What should I leave in that vault? A fountain pen? Except for the dedications in my books, I hardly write by hand anymore and even jot down my notes on the cellphone. A pair of glasses? They’re one of the usual things in such cases. A typewriter? I stopped using them over thirty years ago and haven’t kept any because in 1985 I moved on to exclusively using a computer keyboard, which is why I think of myself as a digital veteran. A manuscript? The same reason holds: I don’t write by hand.
Some time ago, when Madrid’s Center for Modern Art asked me for something related to my profession for its small museum of writers, I decided on the 13 floppy disks containing my novel Divine, written on an early computer that worked with a system called Lotus Symphony. That model no longer exists today, of course, nor is it possible to decode its language. A truly dead language.

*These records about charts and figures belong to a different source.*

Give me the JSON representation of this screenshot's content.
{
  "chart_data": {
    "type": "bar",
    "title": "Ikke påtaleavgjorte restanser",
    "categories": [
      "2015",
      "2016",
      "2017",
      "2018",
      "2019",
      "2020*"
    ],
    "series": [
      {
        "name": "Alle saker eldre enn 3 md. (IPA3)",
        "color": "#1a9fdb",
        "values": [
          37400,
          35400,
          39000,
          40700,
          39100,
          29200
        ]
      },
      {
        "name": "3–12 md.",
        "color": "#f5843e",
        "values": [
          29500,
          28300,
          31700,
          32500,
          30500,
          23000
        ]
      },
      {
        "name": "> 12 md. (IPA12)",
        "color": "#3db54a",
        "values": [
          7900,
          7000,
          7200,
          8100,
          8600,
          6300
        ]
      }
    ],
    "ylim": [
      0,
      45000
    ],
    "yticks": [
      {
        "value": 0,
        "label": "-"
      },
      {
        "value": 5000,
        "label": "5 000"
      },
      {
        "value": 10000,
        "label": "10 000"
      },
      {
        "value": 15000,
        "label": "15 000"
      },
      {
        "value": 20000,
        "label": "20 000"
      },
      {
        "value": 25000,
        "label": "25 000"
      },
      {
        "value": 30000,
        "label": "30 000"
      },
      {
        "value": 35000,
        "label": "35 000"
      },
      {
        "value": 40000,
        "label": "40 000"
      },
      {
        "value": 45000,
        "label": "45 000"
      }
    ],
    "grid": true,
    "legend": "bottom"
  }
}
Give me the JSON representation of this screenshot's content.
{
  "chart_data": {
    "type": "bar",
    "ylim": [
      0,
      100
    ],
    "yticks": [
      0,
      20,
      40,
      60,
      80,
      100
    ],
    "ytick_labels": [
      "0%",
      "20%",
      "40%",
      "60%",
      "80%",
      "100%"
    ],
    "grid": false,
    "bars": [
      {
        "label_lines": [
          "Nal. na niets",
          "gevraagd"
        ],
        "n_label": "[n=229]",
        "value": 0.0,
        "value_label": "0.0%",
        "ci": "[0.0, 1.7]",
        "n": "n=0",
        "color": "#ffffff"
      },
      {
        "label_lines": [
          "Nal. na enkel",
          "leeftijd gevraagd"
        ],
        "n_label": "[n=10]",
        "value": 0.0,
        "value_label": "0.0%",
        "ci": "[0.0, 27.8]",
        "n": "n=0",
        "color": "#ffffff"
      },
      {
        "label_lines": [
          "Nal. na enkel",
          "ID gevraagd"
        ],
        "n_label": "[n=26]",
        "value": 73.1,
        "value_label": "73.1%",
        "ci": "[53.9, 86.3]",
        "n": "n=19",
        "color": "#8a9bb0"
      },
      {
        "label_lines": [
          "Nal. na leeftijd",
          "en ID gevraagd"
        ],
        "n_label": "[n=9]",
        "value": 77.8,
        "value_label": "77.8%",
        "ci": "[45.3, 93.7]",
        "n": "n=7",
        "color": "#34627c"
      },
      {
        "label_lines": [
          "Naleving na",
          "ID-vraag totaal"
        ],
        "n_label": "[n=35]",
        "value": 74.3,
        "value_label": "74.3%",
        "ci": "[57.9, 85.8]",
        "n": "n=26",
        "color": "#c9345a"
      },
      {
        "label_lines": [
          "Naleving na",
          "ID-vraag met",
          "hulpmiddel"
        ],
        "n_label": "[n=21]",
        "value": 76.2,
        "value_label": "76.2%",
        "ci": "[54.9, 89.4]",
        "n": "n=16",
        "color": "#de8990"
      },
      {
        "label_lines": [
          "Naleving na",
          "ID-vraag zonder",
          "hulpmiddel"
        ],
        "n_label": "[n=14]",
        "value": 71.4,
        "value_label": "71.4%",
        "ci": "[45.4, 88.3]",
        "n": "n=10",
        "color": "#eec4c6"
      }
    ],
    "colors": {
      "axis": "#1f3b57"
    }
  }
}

Then I thought that a better bequest is one that transcends both me and the tools of my trade. I also decided that although I’ve asked that it be taken out of the box on August 5, 2022, when I’ll turn 80, God willing, it’s to be made public from the moment it’s deposited. I bequeathed an original letter from Rubén Darío and another from Augusto César Sandino, both kept in my personal file for a long time.
Letters from Darío and Sandino
Rubén’s letter is dated, January 2, 1902, and its return address is Paris, 9 Rue d’Odessa. As can be inferred from the text, it is addressed to his close friend Dr. Luis Henri Debayle—a Sorbonne doctor residing in León, Nicaragua, who was known in his day as “the wise” and was very influential in the country. Rubén asks him to petition the government of General José Santos Zelaya to grant him the Paris consulate, which it did the following year.
Sandino’s letter, dated October 11, 1931, was written from the headquarters of his Army in Defense of the National Sovereignty of Nicaragua in the Segovia Mountains and addressed to General Simón González, Colonel Abraham Rivera and Lieutenant Colonel Perfecto Chavarría. In it he issues orders that they prepare for a military expedition from Wiwilí to the Caribbean Coast, along the Wangki River.
Both letters were typewritten, but were signed by two men who through their words and dignity together represent the essence of my country. It is they who gave us our sense of nation. Through literature, Rubén transformed the language, giving it new audacity and sounds, while his poetry turned him into a national hero, so much so that on his return in 1907 the townspeople unhitched the team of horses from the open coach that was to take him from the railroad station in León, so as to attach themselves to the shafts and haul it along amid cheering.
Sandino, who defined himself as a “city worker, an artisan as they are called in this country,” was forced to become a soldier by the pressing need to rid the country of the foreign military intervention that lasted six years. There’s a phrase of his which is that of a poet, because words laid bare by truths are also poetry: “The man who asks nothing of his homeland more than a plot of land to be buried in, deserves to be heard, and not only heard but believed.”
He told the Basque journalist Ramón de Belausteguigoitia, who interviewed him in his camp in 1933 after the peace agreement that led to his death because he was betrayed and assassinated on the orders of the first Somoza: “Ah, they think I’m going to become a landowner! No, nothing like that; I will never own property. I have nothing…” It was a vow of poverty, which in politics is like a vow of chastity, and one he never broke.
We are descendants of honor and words
Therefore, we are descendants of honor and words. They both came from the core of this small and fertile land, a rural homeland that Rubén described better than any:
“Ox that I saw in my childhood, as you steamed / in the burning gold on the Nicaraguan sun, / there on the rich plantation filled with tropical / harmonies; woodland dove, of the woods that sang / with the sound of the wind, of axes, of birds and wild bulls: / I salute you both, because you are both my life…”*
This is why I can leave nothing better among the treasures of the Cervantes Institute than the signatures, the handwriting of the two Nicaraguans who bequeathed me a country.
*Rubén Darío’s poem Far Away was translated by Lysander Kemp, University of Texas.